Skating daredevils brave sub-zero night in spectacular downhill event
An impressive 350-meter-long ice track was erected at Kolomensky Park in Moscow to host the crucial third stage of the Crashed Ice World Championship.
The downhill international ice skating elite from 24 countries were eager to put their skills to the test, at the toughest venue in the history of this new sport.
“It's the most difficult track. It's not very fast but it's very challenging as there are many obstacles coming one after another. That's why there are so many falls on the course. It's very hard to prepare for all those tricky obstructions,” says one of the participants, Andrey Lavrov.

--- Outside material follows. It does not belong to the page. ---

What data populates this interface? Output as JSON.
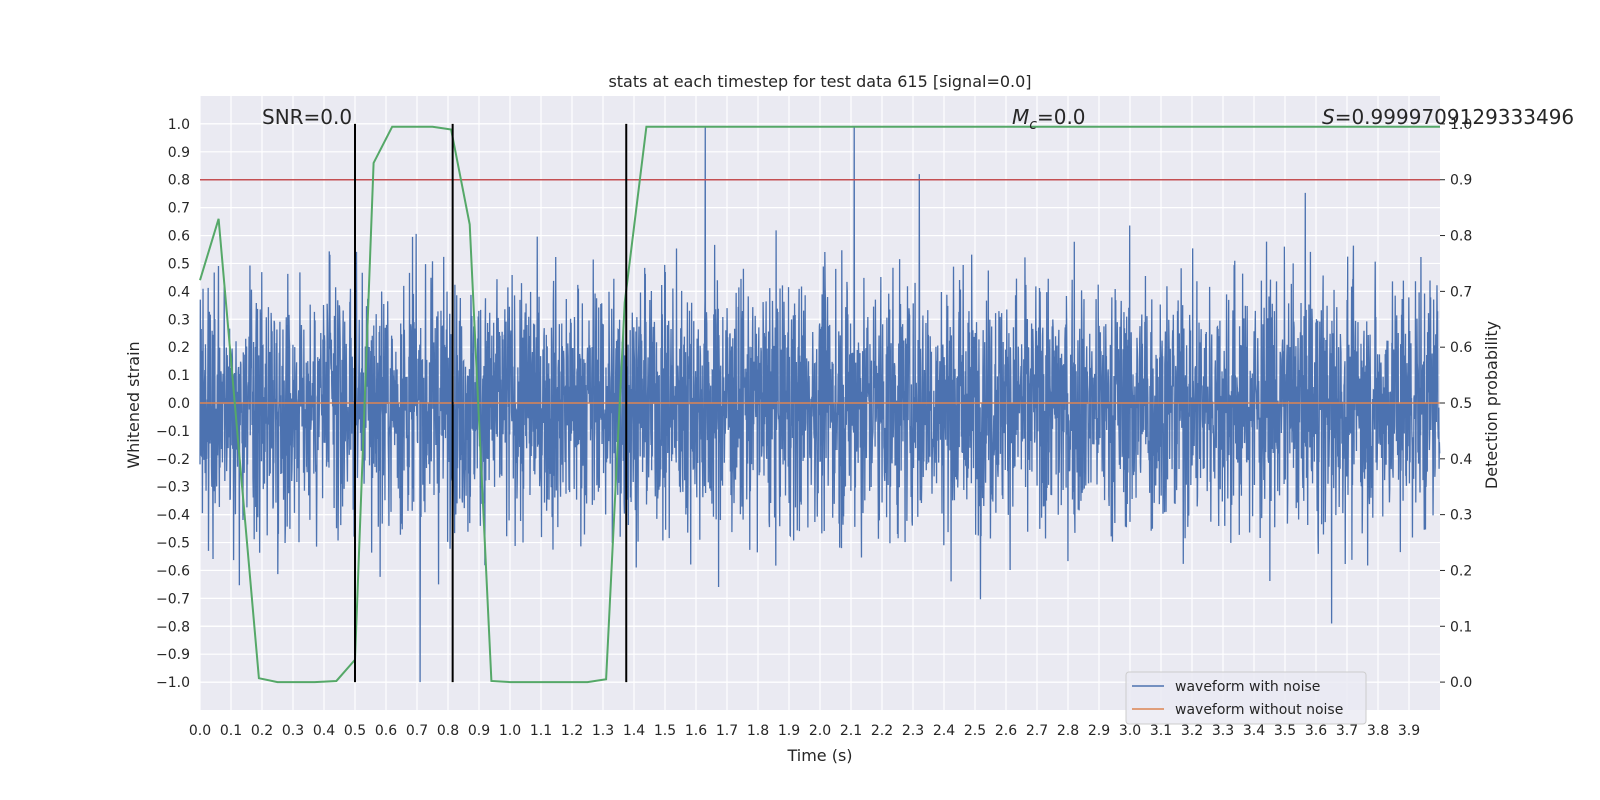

Despite the freezing cold with temperatures dropping as low as -22 degrees, thousands of spectators still dared to attend the event, and no one was disappointed. The hot action melted the ice, and all eyes were on the track.
Russians are new to this kind of ice sport, but are keen to learn quickly. One of them, Lavrov, was hoping to gain some points on home ground. He staked a major claim for a place in the final, but failed to progress at the last hurdle.
“Unfortunately I was just too tired. I was eager to produce my best result but my legs just wouldn't go. It's very hard to get prepared for such events, and it's difficult to stay in top form,” he said after the event.
So the final turned out to be a fierce duel between current leaders Arttu Pilhainen of Finland and Canada's Kyle Croxall.
The flying Finn picked up where he left off from the previous event, dominating all the runs. Pilhainen easily stormed to his second successive victory, extending his lead at the top of the rankings.
There is still everything to battle for at the fourth and decisive stage in Quebec. So a tense fight to the finish between Pihlainen and Croxall is anticipated on March 19.